The Senate is expected to take up an identical bill soon, and the measure likely has enough support to pass.
The current embryonic stem cell research policy allows federal funding for the research only when the cells are extracted from stem cell lines created on or before Aug. 9, 2001, the date that President Bush announced the policy (California Healthline, 5/25).
Bush has said he would veto the bill if it reaches his desk, and it is "unlikely" that there are enough votes in the House to override a veto, the Chronicle reports.
However, if the bill were to become law, CIRM likely will shift its grant-awarding focus because Proposition 71 gives "high priority" to stem cell research that does not receive "timely or sufficient federal funding, unencumbered by limitations that would impede the research."
The federal bill does not include funding for research on cloned embryos, similar to those recently developed in South Korea. According to the Chronicle, cloned stem cells would be the "most obvious" area of research for CIRM.
Zach Hall, interim president of CIRM, said, "We will give preference to those things not eligible for federal funding." He added that if the bill were approved, CIRM's "biggest emphasis" would be on somatic cell nuclear transfer -- the process used by South Korean scientists involving cloned embryos. "We will be doing SCNT in any case," Hall said, adding, "That is too critical a technology for us not to be involved in it."
Hank Greeley, a law professor at Stanford University who served on a 2002 state cloning panel, said, "Some people who generally favor stem cell research do have a problem when you are creating to be destroying embryos." Greeley added that he doubted many California residents had serious objections about research cloning and noted that the practice is legal under state laws that prohibit reproductive cloning.
David Magnus, director of a bioethics program at Stanford, said people who initially are opposed to research cloning would have fewer concerns when informed that researchers take "something like the first two or three steps out of the 100 steps you need to take" in order to develop a cloned embryo to birth.
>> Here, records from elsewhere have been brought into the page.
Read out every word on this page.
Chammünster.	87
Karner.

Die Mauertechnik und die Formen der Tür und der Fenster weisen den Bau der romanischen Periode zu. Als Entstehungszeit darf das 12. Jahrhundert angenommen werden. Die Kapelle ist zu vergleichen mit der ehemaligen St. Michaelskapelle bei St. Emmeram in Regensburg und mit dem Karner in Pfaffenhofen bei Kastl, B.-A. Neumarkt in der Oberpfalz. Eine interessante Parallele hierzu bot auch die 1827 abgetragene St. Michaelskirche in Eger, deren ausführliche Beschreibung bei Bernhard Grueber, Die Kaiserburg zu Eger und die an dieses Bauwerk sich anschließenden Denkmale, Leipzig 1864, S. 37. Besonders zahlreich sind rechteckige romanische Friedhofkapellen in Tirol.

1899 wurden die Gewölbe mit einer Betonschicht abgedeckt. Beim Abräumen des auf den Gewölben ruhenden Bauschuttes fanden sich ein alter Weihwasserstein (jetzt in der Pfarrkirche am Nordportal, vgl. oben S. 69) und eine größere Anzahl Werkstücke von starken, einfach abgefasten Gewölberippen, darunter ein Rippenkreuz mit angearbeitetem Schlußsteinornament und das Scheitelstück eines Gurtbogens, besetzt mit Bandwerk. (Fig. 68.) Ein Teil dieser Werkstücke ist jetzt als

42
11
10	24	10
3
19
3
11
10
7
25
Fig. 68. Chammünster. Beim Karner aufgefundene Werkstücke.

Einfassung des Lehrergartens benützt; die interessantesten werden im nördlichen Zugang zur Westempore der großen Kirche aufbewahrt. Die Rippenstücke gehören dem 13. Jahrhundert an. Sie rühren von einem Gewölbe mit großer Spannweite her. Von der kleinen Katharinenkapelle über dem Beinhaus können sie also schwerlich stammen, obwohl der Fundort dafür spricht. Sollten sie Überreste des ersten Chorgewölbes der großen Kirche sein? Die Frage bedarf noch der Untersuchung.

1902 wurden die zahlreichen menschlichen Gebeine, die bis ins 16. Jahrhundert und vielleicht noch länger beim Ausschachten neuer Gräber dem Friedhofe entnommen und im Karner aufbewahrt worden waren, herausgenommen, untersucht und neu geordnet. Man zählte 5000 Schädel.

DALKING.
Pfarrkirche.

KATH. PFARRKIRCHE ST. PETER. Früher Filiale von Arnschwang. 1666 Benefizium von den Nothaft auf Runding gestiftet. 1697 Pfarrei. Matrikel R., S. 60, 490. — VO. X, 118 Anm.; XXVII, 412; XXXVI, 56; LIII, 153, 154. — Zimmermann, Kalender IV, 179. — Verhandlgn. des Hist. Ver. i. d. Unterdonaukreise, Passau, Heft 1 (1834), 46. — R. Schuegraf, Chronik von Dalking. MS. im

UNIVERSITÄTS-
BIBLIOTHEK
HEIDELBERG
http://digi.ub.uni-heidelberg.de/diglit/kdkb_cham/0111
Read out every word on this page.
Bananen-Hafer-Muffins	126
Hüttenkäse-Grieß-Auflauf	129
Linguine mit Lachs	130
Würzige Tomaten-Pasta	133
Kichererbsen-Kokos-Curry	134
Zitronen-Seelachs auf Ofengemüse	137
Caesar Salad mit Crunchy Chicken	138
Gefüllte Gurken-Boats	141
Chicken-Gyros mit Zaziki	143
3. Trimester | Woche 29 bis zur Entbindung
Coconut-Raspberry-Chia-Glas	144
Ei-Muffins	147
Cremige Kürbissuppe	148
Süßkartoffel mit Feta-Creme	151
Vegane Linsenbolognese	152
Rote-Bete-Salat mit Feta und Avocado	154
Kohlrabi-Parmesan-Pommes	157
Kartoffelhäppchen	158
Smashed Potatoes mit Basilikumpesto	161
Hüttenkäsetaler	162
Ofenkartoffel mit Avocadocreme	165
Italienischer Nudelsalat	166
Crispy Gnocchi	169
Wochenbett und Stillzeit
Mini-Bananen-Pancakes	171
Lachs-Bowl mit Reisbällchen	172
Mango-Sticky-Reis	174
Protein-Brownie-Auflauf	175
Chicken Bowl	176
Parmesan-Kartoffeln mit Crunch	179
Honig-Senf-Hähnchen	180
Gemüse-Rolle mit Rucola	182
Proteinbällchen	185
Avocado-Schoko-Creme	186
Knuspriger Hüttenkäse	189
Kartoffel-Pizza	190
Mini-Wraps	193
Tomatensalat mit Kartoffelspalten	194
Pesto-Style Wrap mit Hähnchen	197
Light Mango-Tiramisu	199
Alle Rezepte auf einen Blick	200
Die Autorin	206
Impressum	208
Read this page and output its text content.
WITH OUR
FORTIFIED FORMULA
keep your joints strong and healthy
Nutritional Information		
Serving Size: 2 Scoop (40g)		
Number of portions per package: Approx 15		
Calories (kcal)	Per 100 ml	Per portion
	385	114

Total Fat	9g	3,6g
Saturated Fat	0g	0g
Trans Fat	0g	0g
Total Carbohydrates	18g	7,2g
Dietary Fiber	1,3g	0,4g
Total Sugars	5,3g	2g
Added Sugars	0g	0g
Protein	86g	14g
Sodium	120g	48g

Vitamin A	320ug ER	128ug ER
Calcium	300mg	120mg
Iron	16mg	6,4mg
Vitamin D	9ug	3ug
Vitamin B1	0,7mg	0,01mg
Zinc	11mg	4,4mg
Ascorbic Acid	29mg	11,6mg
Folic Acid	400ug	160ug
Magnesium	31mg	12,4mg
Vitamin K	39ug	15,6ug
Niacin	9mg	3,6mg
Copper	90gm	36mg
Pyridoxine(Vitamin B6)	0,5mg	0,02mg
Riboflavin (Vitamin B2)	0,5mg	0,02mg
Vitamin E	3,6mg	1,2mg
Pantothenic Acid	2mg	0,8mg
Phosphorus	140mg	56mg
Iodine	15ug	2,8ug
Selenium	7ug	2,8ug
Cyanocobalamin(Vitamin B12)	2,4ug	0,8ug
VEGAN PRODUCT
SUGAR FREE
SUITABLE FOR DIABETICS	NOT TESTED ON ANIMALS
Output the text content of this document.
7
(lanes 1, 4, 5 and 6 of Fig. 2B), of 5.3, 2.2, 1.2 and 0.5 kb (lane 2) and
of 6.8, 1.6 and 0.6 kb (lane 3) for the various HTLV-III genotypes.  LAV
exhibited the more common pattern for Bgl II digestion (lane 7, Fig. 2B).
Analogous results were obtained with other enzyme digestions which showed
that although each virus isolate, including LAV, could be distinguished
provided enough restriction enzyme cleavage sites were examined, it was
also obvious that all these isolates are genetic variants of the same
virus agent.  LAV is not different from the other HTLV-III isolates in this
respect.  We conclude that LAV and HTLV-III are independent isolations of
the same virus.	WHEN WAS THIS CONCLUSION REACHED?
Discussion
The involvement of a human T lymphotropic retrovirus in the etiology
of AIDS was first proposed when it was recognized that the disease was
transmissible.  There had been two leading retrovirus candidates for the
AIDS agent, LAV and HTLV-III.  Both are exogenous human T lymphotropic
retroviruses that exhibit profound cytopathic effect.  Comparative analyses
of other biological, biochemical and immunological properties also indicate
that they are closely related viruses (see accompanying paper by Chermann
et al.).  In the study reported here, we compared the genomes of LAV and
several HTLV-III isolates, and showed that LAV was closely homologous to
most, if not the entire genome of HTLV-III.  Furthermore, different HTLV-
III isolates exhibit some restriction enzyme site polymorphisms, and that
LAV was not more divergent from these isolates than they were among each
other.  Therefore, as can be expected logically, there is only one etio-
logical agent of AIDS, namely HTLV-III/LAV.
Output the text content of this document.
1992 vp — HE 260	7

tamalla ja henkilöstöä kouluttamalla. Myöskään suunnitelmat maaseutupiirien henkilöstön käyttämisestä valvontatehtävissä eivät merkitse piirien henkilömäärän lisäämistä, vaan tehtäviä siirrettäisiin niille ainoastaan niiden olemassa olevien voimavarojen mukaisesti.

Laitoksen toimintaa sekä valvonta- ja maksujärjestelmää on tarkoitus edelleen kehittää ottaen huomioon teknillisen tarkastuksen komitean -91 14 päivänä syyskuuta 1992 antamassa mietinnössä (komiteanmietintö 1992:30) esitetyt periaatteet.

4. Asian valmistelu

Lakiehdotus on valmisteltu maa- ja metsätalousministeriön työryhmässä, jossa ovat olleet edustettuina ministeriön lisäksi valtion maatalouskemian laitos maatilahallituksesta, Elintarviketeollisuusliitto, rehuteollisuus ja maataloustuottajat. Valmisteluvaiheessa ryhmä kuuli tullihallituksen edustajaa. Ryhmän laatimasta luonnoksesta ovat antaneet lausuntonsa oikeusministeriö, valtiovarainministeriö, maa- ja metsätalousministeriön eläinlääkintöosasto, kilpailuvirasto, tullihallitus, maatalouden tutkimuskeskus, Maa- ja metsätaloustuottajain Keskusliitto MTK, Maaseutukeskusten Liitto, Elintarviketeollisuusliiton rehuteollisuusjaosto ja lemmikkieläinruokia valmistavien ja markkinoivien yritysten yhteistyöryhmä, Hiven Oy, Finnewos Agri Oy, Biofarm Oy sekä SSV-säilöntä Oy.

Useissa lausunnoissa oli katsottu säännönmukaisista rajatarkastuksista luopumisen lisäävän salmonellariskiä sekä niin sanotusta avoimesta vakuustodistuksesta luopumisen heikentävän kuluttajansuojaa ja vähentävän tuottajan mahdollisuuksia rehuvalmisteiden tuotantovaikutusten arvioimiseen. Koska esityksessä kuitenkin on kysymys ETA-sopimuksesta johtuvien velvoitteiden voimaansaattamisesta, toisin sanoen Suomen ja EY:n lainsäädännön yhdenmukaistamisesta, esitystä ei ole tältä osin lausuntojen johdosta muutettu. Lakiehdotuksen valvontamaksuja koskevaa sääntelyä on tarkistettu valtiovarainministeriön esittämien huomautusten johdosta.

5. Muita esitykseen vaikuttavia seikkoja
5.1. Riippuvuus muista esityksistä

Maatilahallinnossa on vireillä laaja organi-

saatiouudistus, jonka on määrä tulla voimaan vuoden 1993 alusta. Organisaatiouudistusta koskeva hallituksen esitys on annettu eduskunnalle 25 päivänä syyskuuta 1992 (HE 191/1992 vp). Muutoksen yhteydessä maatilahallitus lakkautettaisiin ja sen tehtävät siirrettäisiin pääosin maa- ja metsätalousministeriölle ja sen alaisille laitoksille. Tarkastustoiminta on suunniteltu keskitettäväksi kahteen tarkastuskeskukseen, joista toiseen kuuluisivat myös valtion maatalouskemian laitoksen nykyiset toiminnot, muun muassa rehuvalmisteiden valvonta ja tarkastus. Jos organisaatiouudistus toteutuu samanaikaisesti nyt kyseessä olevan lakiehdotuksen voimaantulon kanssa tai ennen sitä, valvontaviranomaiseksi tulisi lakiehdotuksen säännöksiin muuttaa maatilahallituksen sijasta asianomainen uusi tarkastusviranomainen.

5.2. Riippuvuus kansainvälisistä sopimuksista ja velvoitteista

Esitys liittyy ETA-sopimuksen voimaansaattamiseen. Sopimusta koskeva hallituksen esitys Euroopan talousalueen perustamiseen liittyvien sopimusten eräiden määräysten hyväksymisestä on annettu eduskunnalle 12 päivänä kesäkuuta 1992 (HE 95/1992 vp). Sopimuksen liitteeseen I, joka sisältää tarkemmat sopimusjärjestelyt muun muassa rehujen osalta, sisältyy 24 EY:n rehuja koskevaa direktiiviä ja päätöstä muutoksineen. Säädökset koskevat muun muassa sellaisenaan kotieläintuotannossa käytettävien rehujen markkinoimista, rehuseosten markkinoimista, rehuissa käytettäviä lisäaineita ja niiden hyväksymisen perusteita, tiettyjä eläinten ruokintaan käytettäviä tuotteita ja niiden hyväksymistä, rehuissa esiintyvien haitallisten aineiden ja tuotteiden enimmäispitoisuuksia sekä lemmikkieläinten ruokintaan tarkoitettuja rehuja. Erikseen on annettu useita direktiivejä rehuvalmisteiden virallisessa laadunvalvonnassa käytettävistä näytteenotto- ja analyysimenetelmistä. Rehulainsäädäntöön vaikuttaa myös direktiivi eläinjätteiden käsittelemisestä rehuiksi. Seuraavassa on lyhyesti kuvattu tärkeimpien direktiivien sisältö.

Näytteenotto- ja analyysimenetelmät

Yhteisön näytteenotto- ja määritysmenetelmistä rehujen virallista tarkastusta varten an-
He added, "[N]o reputable scientists are even working on the other 97 steps" (San Francisco Chronicle, 5/26).
Summaries of recent editorials in California newspapers addressing the House vote and CIRM appear below.
Los Angeles Times: In vitro fertilization, which Bush supports, "unavoidably involves the creation and knowing destruction of many embryos," a Times editorial states, adding that Bush's support for IVF is "the biggest flaw in logic" and the "moral weak point" of his argument against stem cell research. According to the editorial, for people who have an "uncertain or ambiguous" opinion on whether embryos are "full human beings," stem cell research is "a choice between real human lives and a symbolic statement about the value of an embryo" (Los Angeles Times, 5/26).
Los Angeles Times: Klein "should welcome the constitutional amendment" by Sen. Deborah Ortiz (D-Sacramento) "because it could insulate the institute from lawsuits alleging that the lack of public oversight had rendered the stem cell bonds unconstitutional," a Times editorial states. Instead, CIRM leaders "are engaging in inexcusable rhetoric," the editorial continues. If Klein wanted CIRM "to be free of legislative controls," he "should have moved quickly to make certain that the institute would follow ethical and public-meeting standards," according to the editorial (Los Angeles Times, 5/26).
- Sacramento Bee: A Bee editorial offers a "compromise" for ICOC and Ortiz on the proposed amendment to the state constitution. Ortiz's conflict-of-interest provision "overreaches" by requiring peer reviewers "not only to disclose their biomedical stock holdings, but also to divest those holdings or put them in a blind trust," the editorial states. "Public disclosure -- similar to what is required for state officials -- should be the rule here," according to the editorial. Regarding peer review meetings, requiring all of them to be held in the open "may be unrealistic," but "there is no reason these meetings need to be completely closed," the editorial states. The editorial adds that Ortiz's proposal to make stem cell therapies affordable to all Californians "could easily wait two years," when lawmakers "have the legal standing" to amend Proposition 71 (Sacramento Bee, 5/26).